I note that, according to the levels of these paired bores recorded in that graph – in spite of “pre-production dewatering” during the months preceding December 2005 to a depth of 16 metres – that the Regional Basement Aquifer RBA was at a higher level than the SAA. I indicated at the CRG meeting my perception of the “echoing” of rainfall effects on these aquifers as indicated by the comparable fluctuations in levels recorded on the graph. Such echoing, and the seemingly overlying nature of the RBA with respect to the SAA, hint at a connection of some sort between these two aquifers at some point in the Wappentake valley.

I was informed that these “echoes” are actually recharge of the RBA from rainfall in surrounding areas. It is AGT’s contention that water from a Managed Aquifer Recharge exercise would take approximately 20 years to return to the mine. Given the close correlation of the various fluctuations in water levels in the two aquifers is manifest after just 6 months, it must be asked just how close this recharge area (or this connection) actually is.

That the SAA does not appear to have declined in levels to match the “severe drought conditions” claimed to have impacted on the surface waters, seems to indicate one or both of two things: first, that the drought was nowhere near as severe in its impacts on surface waters in Costerfield as have been claimed (and this is noted above), and second, that there is a connection between these aquifers such that the SAA levels are sustained by the RBA.

This would confirm the observations recorded in the 7-page letter that inadequately served as an “Initial Hydrogeological Investigation” in December 2005, but in which URS declared that:

Groundwater is likely to provide a base flow component to the Wappentake, illustrated by two factors:
1. Wappentake flows at most times of the year; and
2. Water quality indicates a higher Total Dissolved Solids compared with other surface waters, and a similar type to basement groundwater.

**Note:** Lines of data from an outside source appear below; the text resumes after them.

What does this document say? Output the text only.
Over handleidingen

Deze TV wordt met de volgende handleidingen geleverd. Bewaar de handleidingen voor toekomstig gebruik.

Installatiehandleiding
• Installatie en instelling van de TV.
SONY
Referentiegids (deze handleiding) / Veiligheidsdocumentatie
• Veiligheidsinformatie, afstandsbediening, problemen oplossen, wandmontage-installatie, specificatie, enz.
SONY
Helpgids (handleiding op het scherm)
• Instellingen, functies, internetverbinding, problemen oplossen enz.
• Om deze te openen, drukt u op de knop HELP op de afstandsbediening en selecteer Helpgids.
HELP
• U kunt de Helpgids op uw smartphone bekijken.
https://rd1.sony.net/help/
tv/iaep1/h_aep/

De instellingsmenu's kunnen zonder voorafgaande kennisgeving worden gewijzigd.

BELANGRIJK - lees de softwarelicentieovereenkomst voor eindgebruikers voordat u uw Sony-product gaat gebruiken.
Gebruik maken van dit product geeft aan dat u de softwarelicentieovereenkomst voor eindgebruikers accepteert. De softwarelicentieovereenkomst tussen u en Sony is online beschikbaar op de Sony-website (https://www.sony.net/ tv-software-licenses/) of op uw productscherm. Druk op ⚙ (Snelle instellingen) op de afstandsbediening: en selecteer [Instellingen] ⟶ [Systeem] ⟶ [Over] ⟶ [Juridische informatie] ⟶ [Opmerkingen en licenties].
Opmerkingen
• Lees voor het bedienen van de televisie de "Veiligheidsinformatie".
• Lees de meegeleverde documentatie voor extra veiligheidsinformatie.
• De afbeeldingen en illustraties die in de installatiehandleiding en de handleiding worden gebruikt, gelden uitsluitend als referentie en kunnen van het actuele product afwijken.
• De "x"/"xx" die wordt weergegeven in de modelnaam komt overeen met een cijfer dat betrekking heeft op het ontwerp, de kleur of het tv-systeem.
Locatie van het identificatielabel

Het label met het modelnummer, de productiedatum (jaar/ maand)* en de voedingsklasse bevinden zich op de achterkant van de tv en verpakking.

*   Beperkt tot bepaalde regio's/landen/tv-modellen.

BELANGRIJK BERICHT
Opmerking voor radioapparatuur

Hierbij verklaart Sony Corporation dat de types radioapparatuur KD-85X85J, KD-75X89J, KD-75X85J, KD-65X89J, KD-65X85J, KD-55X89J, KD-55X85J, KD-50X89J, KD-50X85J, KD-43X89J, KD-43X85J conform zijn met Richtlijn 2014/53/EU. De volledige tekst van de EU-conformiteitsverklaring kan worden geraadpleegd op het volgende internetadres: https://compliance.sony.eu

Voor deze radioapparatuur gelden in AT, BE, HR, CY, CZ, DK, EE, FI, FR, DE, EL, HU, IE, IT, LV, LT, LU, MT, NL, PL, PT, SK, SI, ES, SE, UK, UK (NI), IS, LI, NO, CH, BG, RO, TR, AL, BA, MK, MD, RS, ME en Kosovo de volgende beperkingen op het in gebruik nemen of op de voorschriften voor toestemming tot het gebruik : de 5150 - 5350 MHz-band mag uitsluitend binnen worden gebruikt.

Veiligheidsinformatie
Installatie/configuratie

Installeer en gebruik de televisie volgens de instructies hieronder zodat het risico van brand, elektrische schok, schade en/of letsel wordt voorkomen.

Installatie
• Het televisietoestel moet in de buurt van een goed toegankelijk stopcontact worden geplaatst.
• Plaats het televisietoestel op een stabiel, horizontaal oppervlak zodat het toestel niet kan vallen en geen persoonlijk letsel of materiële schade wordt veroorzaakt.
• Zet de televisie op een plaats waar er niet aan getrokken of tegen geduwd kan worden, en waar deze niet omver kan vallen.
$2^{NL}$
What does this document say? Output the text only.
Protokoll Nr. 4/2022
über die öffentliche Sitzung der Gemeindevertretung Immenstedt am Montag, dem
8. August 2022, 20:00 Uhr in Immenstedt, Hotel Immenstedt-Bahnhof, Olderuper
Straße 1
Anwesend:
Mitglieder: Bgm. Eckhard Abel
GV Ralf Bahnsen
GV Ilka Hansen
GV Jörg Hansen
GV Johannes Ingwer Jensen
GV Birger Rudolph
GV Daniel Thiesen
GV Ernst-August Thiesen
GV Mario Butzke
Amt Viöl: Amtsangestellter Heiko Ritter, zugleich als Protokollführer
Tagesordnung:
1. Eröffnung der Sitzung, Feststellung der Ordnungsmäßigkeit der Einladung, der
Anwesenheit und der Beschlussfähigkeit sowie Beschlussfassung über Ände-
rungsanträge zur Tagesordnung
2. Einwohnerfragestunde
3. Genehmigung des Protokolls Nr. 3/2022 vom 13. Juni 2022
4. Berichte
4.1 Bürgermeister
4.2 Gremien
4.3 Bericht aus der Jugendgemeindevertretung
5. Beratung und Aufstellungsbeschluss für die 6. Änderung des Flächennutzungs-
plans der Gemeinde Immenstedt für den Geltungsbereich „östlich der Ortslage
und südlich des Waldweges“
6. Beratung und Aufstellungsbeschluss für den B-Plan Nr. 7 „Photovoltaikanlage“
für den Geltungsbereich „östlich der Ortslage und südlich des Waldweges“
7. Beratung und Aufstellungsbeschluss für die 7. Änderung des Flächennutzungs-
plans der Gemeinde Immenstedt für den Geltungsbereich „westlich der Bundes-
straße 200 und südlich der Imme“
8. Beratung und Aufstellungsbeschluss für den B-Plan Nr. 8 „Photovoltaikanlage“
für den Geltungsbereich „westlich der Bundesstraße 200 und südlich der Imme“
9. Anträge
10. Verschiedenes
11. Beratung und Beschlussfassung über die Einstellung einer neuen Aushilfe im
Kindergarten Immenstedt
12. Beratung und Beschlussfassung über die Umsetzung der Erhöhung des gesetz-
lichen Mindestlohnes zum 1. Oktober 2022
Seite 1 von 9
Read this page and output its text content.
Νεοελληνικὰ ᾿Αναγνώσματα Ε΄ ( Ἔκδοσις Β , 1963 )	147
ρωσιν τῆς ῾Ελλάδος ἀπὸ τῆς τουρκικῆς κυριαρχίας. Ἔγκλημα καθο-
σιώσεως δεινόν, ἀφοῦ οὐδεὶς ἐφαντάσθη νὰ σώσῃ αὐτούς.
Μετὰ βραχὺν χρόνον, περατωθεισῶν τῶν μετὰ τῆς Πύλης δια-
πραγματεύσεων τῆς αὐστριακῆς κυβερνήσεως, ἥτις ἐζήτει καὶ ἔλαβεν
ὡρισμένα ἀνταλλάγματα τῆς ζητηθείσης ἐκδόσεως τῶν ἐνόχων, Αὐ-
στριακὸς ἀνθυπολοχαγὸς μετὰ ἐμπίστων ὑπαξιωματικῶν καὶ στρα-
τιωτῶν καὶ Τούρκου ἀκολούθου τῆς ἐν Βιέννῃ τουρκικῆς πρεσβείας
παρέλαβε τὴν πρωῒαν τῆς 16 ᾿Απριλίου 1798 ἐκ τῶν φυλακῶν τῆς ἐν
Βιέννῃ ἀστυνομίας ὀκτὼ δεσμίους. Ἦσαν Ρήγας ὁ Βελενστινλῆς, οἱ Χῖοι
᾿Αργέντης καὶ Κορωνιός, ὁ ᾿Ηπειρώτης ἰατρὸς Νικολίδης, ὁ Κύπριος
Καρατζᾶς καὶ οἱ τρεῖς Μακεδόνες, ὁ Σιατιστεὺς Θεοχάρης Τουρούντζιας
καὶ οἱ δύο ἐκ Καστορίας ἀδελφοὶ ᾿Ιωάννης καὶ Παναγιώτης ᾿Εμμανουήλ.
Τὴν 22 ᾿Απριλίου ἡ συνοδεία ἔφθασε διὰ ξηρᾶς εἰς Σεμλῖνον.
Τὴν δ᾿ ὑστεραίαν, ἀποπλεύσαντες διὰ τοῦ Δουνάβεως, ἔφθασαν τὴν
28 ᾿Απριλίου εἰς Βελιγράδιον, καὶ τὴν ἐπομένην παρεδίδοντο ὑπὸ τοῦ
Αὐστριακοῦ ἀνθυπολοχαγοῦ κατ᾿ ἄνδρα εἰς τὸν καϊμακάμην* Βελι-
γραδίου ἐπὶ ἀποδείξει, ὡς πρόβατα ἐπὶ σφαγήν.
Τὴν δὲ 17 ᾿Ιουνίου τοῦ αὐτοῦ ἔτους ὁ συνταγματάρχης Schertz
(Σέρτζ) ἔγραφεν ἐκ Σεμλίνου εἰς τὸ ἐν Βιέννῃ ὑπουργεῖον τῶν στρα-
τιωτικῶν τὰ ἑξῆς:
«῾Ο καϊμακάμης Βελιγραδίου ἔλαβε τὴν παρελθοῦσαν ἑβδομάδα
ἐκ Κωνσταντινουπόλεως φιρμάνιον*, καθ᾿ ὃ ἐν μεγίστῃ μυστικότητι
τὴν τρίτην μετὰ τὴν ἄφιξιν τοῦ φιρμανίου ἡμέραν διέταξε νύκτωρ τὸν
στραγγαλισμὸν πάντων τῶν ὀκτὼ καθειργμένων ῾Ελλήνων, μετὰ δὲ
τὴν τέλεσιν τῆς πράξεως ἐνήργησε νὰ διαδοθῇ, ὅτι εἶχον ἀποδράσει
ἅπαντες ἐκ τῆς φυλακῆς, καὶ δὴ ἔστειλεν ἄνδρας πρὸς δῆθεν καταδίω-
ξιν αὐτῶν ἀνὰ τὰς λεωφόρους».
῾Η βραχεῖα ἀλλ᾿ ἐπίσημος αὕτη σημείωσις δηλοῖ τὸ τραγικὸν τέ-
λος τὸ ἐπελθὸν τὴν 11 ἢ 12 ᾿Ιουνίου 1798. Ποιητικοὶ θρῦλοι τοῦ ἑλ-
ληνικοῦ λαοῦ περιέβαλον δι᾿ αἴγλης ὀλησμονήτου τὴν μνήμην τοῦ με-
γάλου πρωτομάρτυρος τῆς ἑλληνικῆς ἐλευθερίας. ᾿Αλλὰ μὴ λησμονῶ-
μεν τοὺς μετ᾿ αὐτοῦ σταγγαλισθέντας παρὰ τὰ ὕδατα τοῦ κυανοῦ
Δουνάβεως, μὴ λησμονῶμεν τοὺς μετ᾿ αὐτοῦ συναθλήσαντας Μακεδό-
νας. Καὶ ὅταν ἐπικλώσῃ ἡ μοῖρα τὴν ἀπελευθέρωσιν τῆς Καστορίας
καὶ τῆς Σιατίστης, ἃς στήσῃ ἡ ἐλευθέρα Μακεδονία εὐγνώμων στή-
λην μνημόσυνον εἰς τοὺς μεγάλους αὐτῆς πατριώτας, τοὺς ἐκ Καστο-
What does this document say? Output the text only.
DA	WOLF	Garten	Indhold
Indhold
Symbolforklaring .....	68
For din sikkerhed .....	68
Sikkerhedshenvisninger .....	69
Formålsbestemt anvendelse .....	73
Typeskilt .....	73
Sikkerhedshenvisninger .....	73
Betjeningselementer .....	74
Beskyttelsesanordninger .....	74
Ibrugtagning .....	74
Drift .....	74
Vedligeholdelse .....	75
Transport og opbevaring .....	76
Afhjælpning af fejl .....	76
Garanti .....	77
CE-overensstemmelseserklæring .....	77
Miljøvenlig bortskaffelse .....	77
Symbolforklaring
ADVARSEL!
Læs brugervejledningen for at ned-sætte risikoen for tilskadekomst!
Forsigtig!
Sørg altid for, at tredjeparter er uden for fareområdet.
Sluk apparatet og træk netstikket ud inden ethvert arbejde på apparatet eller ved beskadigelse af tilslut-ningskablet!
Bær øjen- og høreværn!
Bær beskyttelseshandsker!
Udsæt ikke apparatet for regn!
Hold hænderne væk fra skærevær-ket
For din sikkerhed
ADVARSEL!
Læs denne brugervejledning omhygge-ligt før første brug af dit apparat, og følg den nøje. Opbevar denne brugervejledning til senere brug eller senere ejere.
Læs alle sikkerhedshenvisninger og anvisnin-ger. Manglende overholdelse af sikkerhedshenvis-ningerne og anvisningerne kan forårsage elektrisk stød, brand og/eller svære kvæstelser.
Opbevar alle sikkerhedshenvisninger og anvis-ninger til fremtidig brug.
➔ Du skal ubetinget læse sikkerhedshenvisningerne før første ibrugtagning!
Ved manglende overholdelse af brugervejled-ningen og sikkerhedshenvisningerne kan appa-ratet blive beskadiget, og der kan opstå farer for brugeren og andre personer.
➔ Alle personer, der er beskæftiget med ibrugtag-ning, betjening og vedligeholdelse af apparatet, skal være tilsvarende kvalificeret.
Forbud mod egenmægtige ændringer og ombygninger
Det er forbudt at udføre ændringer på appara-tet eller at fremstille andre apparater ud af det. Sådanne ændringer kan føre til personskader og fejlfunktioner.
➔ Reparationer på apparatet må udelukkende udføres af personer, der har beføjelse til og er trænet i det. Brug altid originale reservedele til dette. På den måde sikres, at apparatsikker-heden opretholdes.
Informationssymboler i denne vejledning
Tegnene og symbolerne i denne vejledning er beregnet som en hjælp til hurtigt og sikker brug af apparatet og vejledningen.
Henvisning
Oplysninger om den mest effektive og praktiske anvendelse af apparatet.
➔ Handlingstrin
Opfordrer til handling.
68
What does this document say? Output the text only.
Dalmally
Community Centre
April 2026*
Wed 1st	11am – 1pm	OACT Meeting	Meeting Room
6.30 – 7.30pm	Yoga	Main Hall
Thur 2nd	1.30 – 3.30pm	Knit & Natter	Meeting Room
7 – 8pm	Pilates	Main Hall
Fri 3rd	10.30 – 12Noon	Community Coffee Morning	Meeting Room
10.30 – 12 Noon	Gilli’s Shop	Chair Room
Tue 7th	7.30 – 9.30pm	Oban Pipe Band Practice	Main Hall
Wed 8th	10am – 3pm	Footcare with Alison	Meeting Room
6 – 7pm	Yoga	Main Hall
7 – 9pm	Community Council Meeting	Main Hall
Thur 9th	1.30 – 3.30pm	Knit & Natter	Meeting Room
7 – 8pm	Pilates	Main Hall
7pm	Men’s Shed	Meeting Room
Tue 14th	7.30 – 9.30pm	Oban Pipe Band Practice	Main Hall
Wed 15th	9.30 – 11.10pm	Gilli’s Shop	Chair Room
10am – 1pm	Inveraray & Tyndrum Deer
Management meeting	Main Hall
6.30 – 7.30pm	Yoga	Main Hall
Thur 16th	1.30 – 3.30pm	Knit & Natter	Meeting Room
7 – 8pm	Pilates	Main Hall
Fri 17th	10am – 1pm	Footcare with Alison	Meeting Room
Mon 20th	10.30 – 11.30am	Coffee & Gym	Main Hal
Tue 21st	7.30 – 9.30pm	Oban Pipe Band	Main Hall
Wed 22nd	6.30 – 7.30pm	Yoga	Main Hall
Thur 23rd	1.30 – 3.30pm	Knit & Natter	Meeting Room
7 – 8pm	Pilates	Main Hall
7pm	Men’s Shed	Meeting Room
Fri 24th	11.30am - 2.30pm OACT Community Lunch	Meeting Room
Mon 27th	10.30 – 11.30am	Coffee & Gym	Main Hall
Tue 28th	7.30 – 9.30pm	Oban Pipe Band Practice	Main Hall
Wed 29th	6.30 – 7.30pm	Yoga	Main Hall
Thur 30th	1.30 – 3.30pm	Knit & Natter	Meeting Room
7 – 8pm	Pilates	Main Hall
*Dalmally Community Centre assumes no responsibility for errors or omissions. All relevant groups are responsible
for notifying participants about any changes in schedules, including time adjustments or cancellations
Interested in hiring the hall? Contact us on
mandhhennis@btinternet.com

We were told that the things we were observing (the drying creek) couldn’t have been caused by things that were undeniably happening (CoD) because those things didn’t happen that far away. That those things now actually do seem to be happening that far away should give one pause for thought regarding the validity and veracity of the claims we have been making.

I raised the matter of the possible “overlaying” of CoDs from previous mining endeavours at the last CRG Meeting. That the current CoD extends to the Costerfield Hall could be viewed in light of the recent re-appearance of a 200-foot shaft at that point. It should come under consideration that previous ingress, egress and regress of water through dewatering exercises may serve to exaggerate the drawdown effect of the current expansive and expanding CoD.

And all of this is testament to the intricate entwinement of environmental and groundwater systems in Costerfield and would seemingly have telling implications for the proposed Managed Aquifer Recharge project currently under consideration.